The author, Britt Young, holding her Ottobock bebionic bionic arm.

Gabriela Hasbun. Makeup: Maria Nguyen for MAC cosmetics; Hair: Joan Laqui for Living Proof
DarkGray

In Jules Verne’s 1865 novel From the Earth to the Moon, members of the fictitious Baltimore Gun Club, all disabled Civil War veterans, restlessly search for a new enemy to conquer. They had spent the war innovating new, deadlier weaponry. By the war’s end, with “not quite one arm between four persons, and exactly two legs between six,” these self-taught amputee-weaponsmiths decide to repurpose their skills toward a new projectile: a rocket ship.

The story of the Baltimore Gun Club propelling themselves to the moon is about the extraordinary masculine power of the veteran, who doesn’t simply “overcome” his disability; he derives power and ambition from it.
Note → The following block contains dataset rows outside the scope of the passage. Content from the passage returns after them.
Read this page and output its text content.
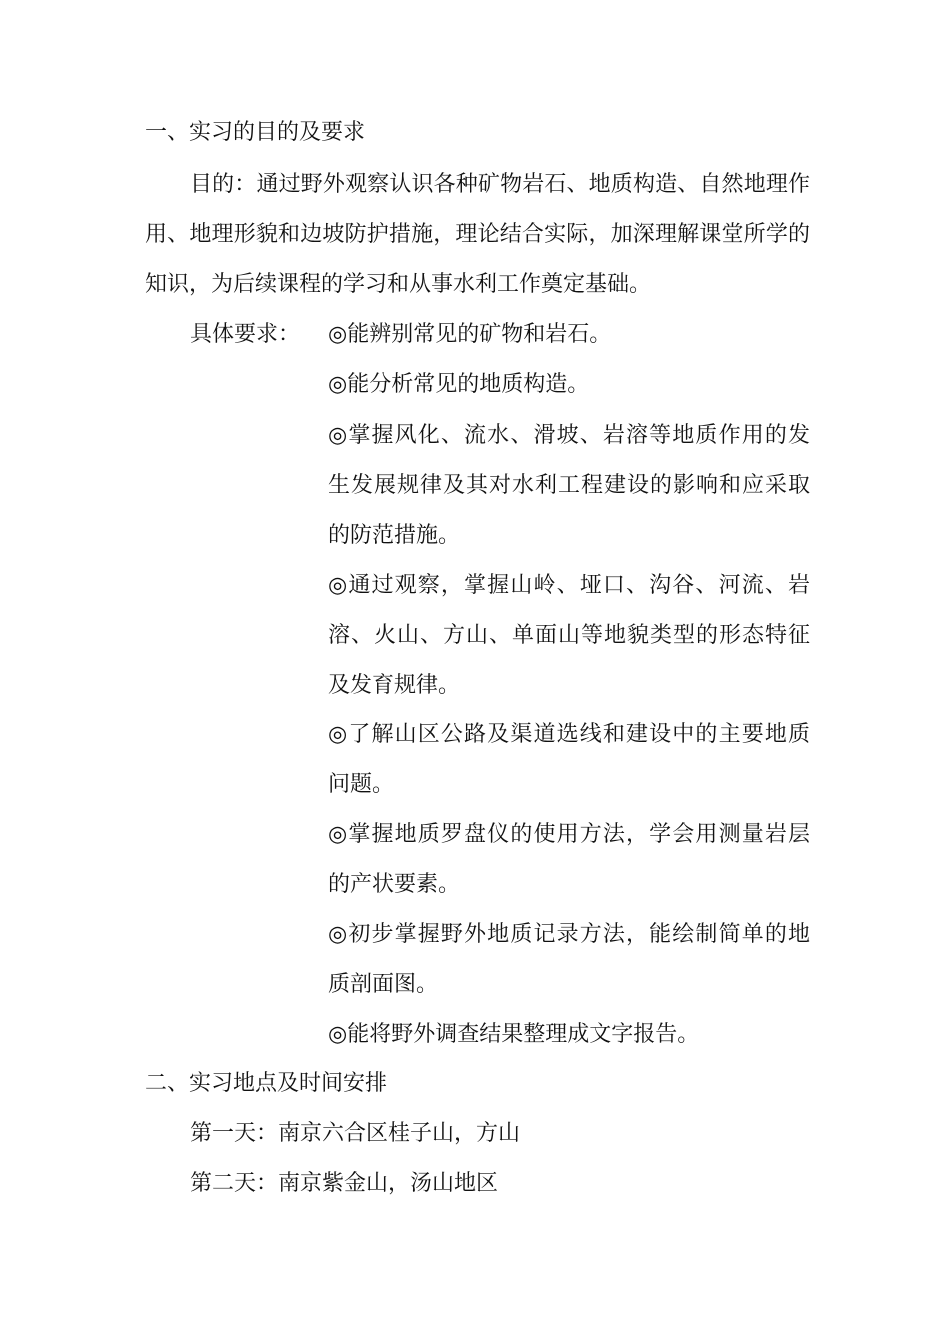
一、实习的目的及要求
目的：通过野外观察认识各种矿物岩石、地质构造、自然地理作
用、地理形貌和边坡防护措施，理论结合实际，加深理解课堂所学的
知识，为后续课程的学习和从事水利工作奠定基础。
具体要求： ◎能辨别常见的矿物和岩石。
◎能分析常见的地质构造。
◎掌握风化、流水、滑坡、岩溶等地质作用的发
生发展规律及其对水利工程建设的影响和应采取
的防范措施。
◎通过观察，掌握山岭、垭口、沟谷、河流、岩
溶、火山、方山、单面山等地貌类型的形态特征
及发育规律。
◎了解山区公路及渠道选线和建设中的主要地质
问题。
◎掌握地质罗盘仪的使用方法，学会用测量岩层
的产状要素。
◎初步掌握野外地质记录方法，能绘制简单的地
质剖面图。
◎能将野外调查结果整理成文字报告。
二、实习地点及时间安排
第一天：南京六合区桂子山，方山
第二天：南京紫金山，汤山地区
Their “crutches, wooden legs, artificial arms, steel hooks, caoutchouc [rubber] jaws, silver craniums [and] platinum noses” don’t play leading roles in their personalities—they are merely tools on their bodies. These piecemeal men are unlikely crusaders of invention with an even more unlikely mission. And yet who better to design the next great leap in technology than men remade by technology themselves?